Alors que l'attention du pays est focalisée sur l'arrêt des activités du gouvernement fédéral, le président Donald Trump a signé le Mémorandum présidentiel sur la sécurité nationale 7 (NSPM-7), qui désigne le mouvement antifa comme "organisation terroriste nationale", et ordonne aux forces de l'ordre fédérales de réprimer ses rassemblements et ceux de ses partisans.

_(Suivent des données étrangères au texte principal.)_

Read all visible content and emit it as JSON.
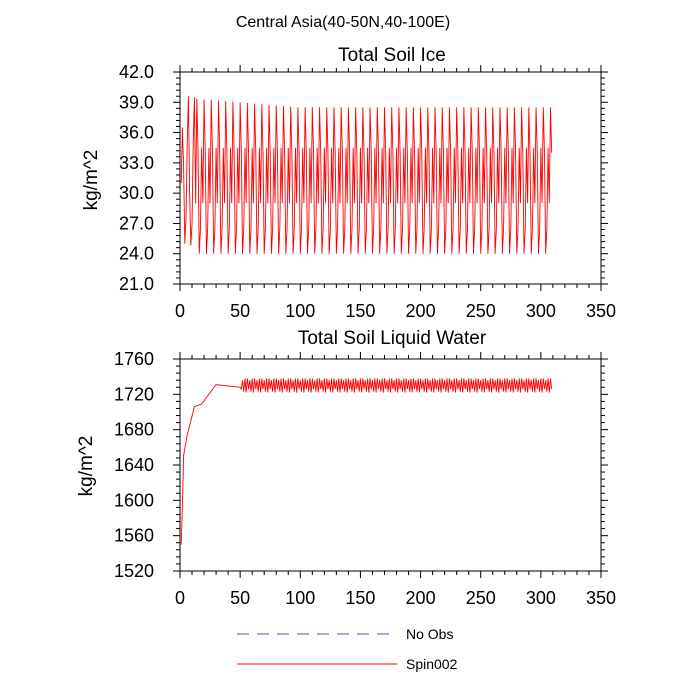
{
  "figure_title": "Central Asia(40-50N,40-100E)",
  "legend": [
    {
      "label": "No Obs",
      "style": "dashed",
      "color": "#5555cc"
    },
    {
      "label": "Spin002",
      "style": "solid",
      "color": "#ff0000"
    }
  ],
  "chart_data": [
    {
      "type": "line",
      "title": "Total Soil Ice",
      "xlabel": "",
      "ylabel": "kg/m^2",
      "xlim": [
        0,
        350
      ],
      "ylim": [
        21.0,
        42.0
      ],
      "xticks": [
        0,
        50,
        100,
        150,
        200,
        250,
        300,
        350
      ],
      "yticks": [
        "21.0",
        "24.0",
        "27.0",
        "30.0",
        "33.0",
        "36.0",
        "39.0",
        "42.0"
      ],
      "grid": false,
      "series": [
        {
          "name": "No Obs",
          "values": []
        },
        {
          "name": "Spin002",
          "period": 6,
          "x_start": 1,
          "x_end": 309,
          "cycle_profile": [
            {
              "x": 1,
              "y": 31.0
            },
            {
              "x": 2,
              "y": 36.5
            },
            {
              "x": 3,
              "y": 32.5
            },
            {
              "x": 4,
              "y": 25.0
            },
            {
              "x": 5,
              "y": 27.5
            },
            {
              "x": 6,
              "y": 35.0
            },
            {
              "x": 7,
              "y": 39.6
            },
            {
              "x": 8,
              "y": 30.0
            },
            {
              "x": 9,
              "y": 24.8
            },
            {
              "x": 10,
              "y": 27.0
            },
            {
              "x": 11,
              "y": 35.0
            },
            {
              "x": 12,
              "y": 39.5
            },
            {
              "x": 100,
              "y": 38.8
            },
            {
              "x": 200,
              "y": 38.5
            },
            {
              "x": 300,
              "y": 38.4
            }
          ],
          "cycle_peak": 38.5,
          "cycle_trough": 24.0,
          "cycle_mid_high": 34.0,
          "cycle_mid_low": 29.0
        }
      ]
    },
    {
      "type": "line",
      "title": "Total Soil Liquid Water",
      "xlabel": "",
      "ylabel": "kg/m^2",
      "xlim": [
        0,
        350
      ],
      "ylim": [
        1520,
        1760
      ],
      "xticks": [
        0,
        50,
        100,
        150,
        200,
        250,
        300,
        350
      ],
      "yticks": [
        "1520",
        "1560",
        "1600",
        "1640",
        "1680",
        "1720",
        "1760"
      ],
      "grid": false,
      "series": [
        {
          "name": "No Obs",
          "values": []
        },
        {
          "name": "Spin002",
          "period": 6,
          "x_start": 1,
          "x_end": 309,
          "spinup": [
            {
              "x": 1,
              "y": 1550
            },
            {
              "x": 2,
              "y": 1600
            },
            {
              "x": 3,
              "y": 1645
            },
            {
              "x": 6,
              "y": 1680
            },
            {
              "x": 12,
              "y": 1700
            },
            {
              "x": 18,
              "y": 1715
            },
            {
              "x": 30,
              "y": 1725
            },
            {
              "x": 50,
              "y": 1728
            }
          ],
          "steady_high": 1738,
          "steady_low": 1722
        }
      ]
    }
  ]
}
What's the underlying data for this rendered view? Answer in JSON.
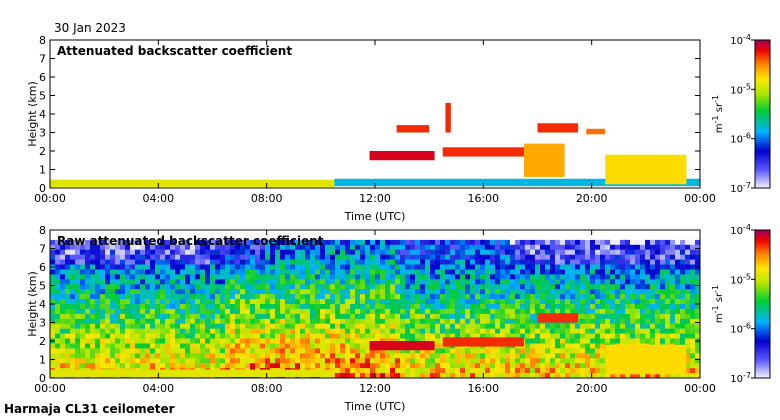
{
  "date_label": "30 Jan 2023",
  "site_label": "Harmaja CL31 ceilometer",
  "chart_data": [
    {
      "type": "heatmap",
      "title": "Attenuated backscatter coefficient",
      "xlabel": "Time (UTC)",
      "ylabel": "Height (km)",
      "x_ticks": [
        "00:00",
        "04:00",
        "08:00",
        "12:00",
        "16:00",
        "20:00",
        "00:00"
      ],
      "x_range_hours": [
        0,
        24
      ],
      "ylim": [
        0,
        8
      ],
      "y_ticks": [
        0,
        1,
        2,
        3,
        4,
        5,
        6,
        7,
        8
      ],
      "colorbar": {
        "scale": "log",
        "range": [
          1e-07,
          0.0001
        ],
        "tick_exponents": [
          "-4",
          "-5",
          "-6",
          "-7"
        ],
        "unit_parts": [
          "m",
          "-1",
          " sr",
          "-1"
        ]
      },
      "layers": [
        {
          "t0": 0.0,
          "t1": 10.5,
          "h0": 0.05,
          "h1": 0.45,
          "level": 0.7
        },
        {
          "t0": 10.5,
          "t1": 24.0,
          "h0": 0.1,
          "h1": 0.5,
          "level": 0.4
        },
        {
          "t0": 11.8,
          "t1": 14.2,
          "h0": 1.5,
          "h1": 2.0,
          "level": 0.95
        },
        {
          "t0": 14.5,
          "t1": 17.5,
          "h0": 1.7,
          "h1": 2.2,
          "level": 0.9
        },
        {
          "t0": 12.8,
          "t1": 14.0,
          "h0": 3.0,
          "h1": 3.4,
          "level": 0.9
        },
        {
          "t0": 14.6,
          "t1": 14.8,
          "h0": 3.0,
          "h1": 4.6,
          "level": 0.9
        },
        {
          "t0": 18.0,
          "t1": 19.5,
          "h0": 3.0,
          "h1": 3.5,
          "level": 0.9
        },
        {
          "t0": 19.8,
          "t1": 20.5,
          "h0": 2.9,
          "h1": 3.2,
          "level": 0.85
        },
        {
          "t0": 17.5,
          "t1": 19.0,
          "h0": 0.6,
          "h1": 2.4,
          "level": 0.8
        },
        {
          "t0": 20.5,
          "t1": 23.5,
          "h0": 0.2,
          "h1": 1.8,
          "level": 0.75
        }
      ]
    },
    {
      "type": "heatmap",
      "title": "Raw attenuated backscatter coefficient",
      "xlabel": "Time (UTC)",
      "ylabel": "Height (km)",
      "x_ticks": [
        "00:00",
        "04:00",
        "08:00",
        "12:00",
        "16:00",
        "20:00",
        "00:00"
      ],
      "x_range_hours": [
        0,
        24
      ],
      "ylim": [
        0,
        8
      ],
      "y_ticks": [
        0,
        1,
        2,
        3,
        4,
        5,
        6,
        7,
        8
      ],
      "colorbar": {
        "scale": "log",
        "range": [
          1e-07,
          0.0001
        ],
        "tick_exponents": [
          "-4",
          "-5",
          "-6",
          "-7"
        ],
        "unit_parts": [
          "m",
          "-1",
          " sr",
          "-1"
        ]
      },
      "layers": [
        {
          "t0": 0.0,
          "t1": 10.5,
          "h0": 0.05,
          "h1": 0.45,
          "level": 0.7
        },
        {
          "t0": 11.8,
          "t1": 14.2,
          "h0": 1.5,
          "h1": 2.0,
          "level": 0.95
        },
        {
          "t0": 14.5,
          "t1": 17.5,
          "h0": 1.7,
          "h1": 2.2,
          "level": 0.9
        },
        {
          "t0": 18.0,
          "t1": 19.5,
          "h0": 3.0,
          "h1": 3.5,
          "level": 0.9
        },
        {
          "t0": 20.5,
          "t1": 23.5,
          "h0": 0.2,
          "h1": 1.8,
          "level": 0.75
        }
      ]
    }
  ]
}
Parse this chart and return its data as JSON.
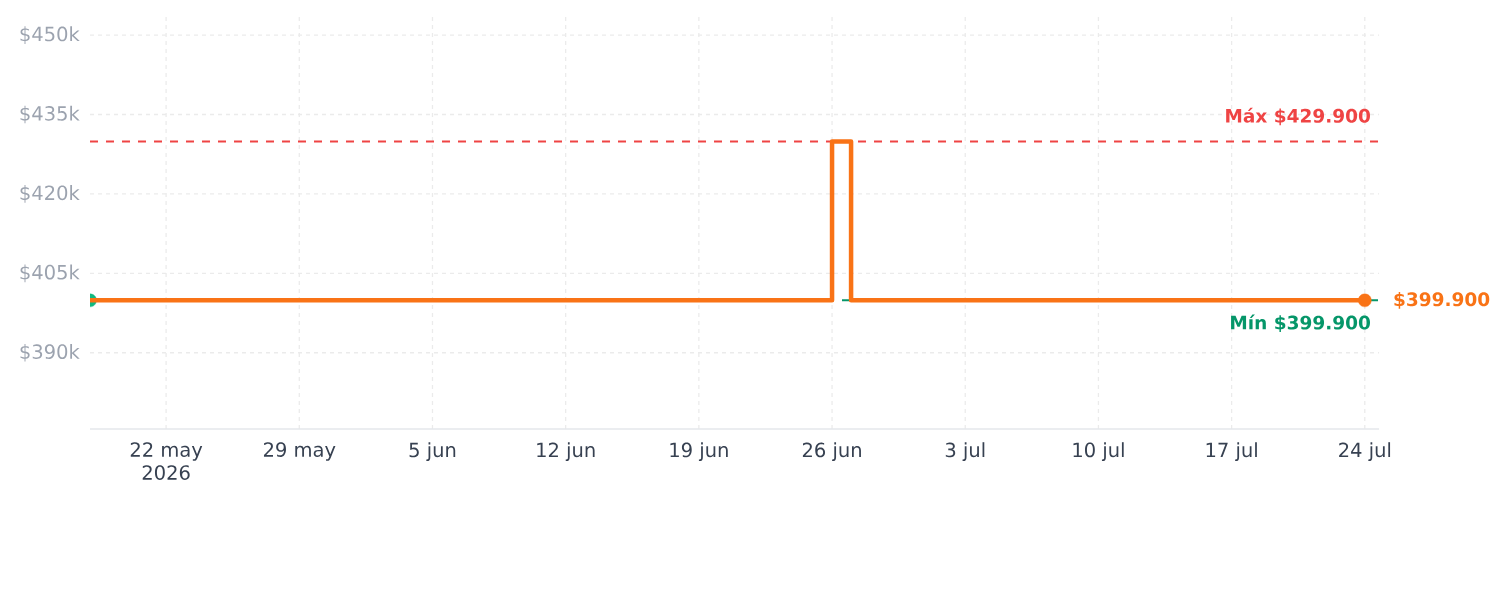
{
  "chart_data": {
    "type": "step",
    "xlim": [
      "2026-05-18",
      "2026-07-24T18:00"
    ],
    "xticks": [
      {
        "value": "2026-05-22",
        "label": "22 may\n2026"
      },
      {
        "value": "2026-05-29",
        "label": "29 may"
      },
      {
        "value": "2026-06-05",
        "label": "5 jun"
      },
      {
        "value": "2026-06-12",
        "label": "12 jun"
      },
      {
        "value": "2026-06-19",
        "label": "19 jun"
      },
      {
        "value": "2026-06-26",
        "label": "26 jun"
      },
      {
        "value": "2026-07-03",
        "label": "3 jul"
      },
      {
        "value": "2026-07-10",
        "label": "10 jul"
      },
      {
        "value": "2026-07-17",
        "label": "17 jul"
      },
      {
        "value": "2026-07-24",
        "label": "24 jul"
      }
    ],
    "ylim": [
      375600,
      453800
    ],
    "yticks": [
      {
        "value": 390000,
        "label": "$390k"
      },
      {
        "value": 405000,
        "label": "$405k"
      },
      {
        "value": 420000,
        "label": "$420k"
      },
      {
        "value": 435000,
        "label": "$435k"
      },
      {
        "value": 450000,
        "label": "$450k"
      }
    ],
    "grid": true,
    "series": [
      {
        "type": "scatter",
        "color": "#10b981",
        "marker": "circle",
        "x": [
          "2026-05-18"
        ],
        "values": [
          399900
        ]
      },
      {
        "color": "#f97316",
        "x": [
          "2026-05-18",
          "2026-06-26",
          "2026-06-27",
          "2026-07-24"
        ],
        "values": [
          399900,
          429900,
          399900,
          399900
        ]
      },
      {
        "type": "scatter",
        "color": "#f97316",
        "marker": "circle",
        "x": [
          "2026-07-24"
        ],
        "values": [
          399900
        ],
        "value_labels": [
          "$399.900"
        ]
      }
    ],
    "ref_lines": [
      {
        "axis": "y",
        "value": 429900,
        "label": "Máx $429.900",
        "color": "#ef4444",
        "line_style": "dashed"
      },
      {
        "axis": "y",
        "value": 399900,
        "label": "Mín $399.900",
        "color": "#059669",
        "line_style": "dashed"
      }
    ]
  }
}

L'essentiel de ce mémorandum reflète l'opinion du président selon laquelle les États-Unis sont menacés par un ennemi intérieur composé d'Américains qui haïssent le christianisme, le capitalisme et les valeurs américaines. Il estime qu'il est du devoir du gouvernement fédéral de restreindre la liberté d'expression de ces individus, car leurs discours auraient tendance à inciter à la violence.
Voici le contexte.
En vertu du Sedition Act de 1918, le président Woodrow Wilson a fait arrêter des citoyens pour avoir critiqué l'implication des États-Unis dans la Première Guerre mondiale, notamment lors d'un incident tristement célèbre au cours duquel il a fait arrêter certains de ses anciens étudiants de l'université de Princeton pour avoir lu la Déclaration d'indépendance à haute voix devant les bureaux de recrutement de Trenton, dans le New Jersey. Son ministère de la Justice a convaincu les tribunaux que les discours incitant à la violence devaient être passibles de poursuites.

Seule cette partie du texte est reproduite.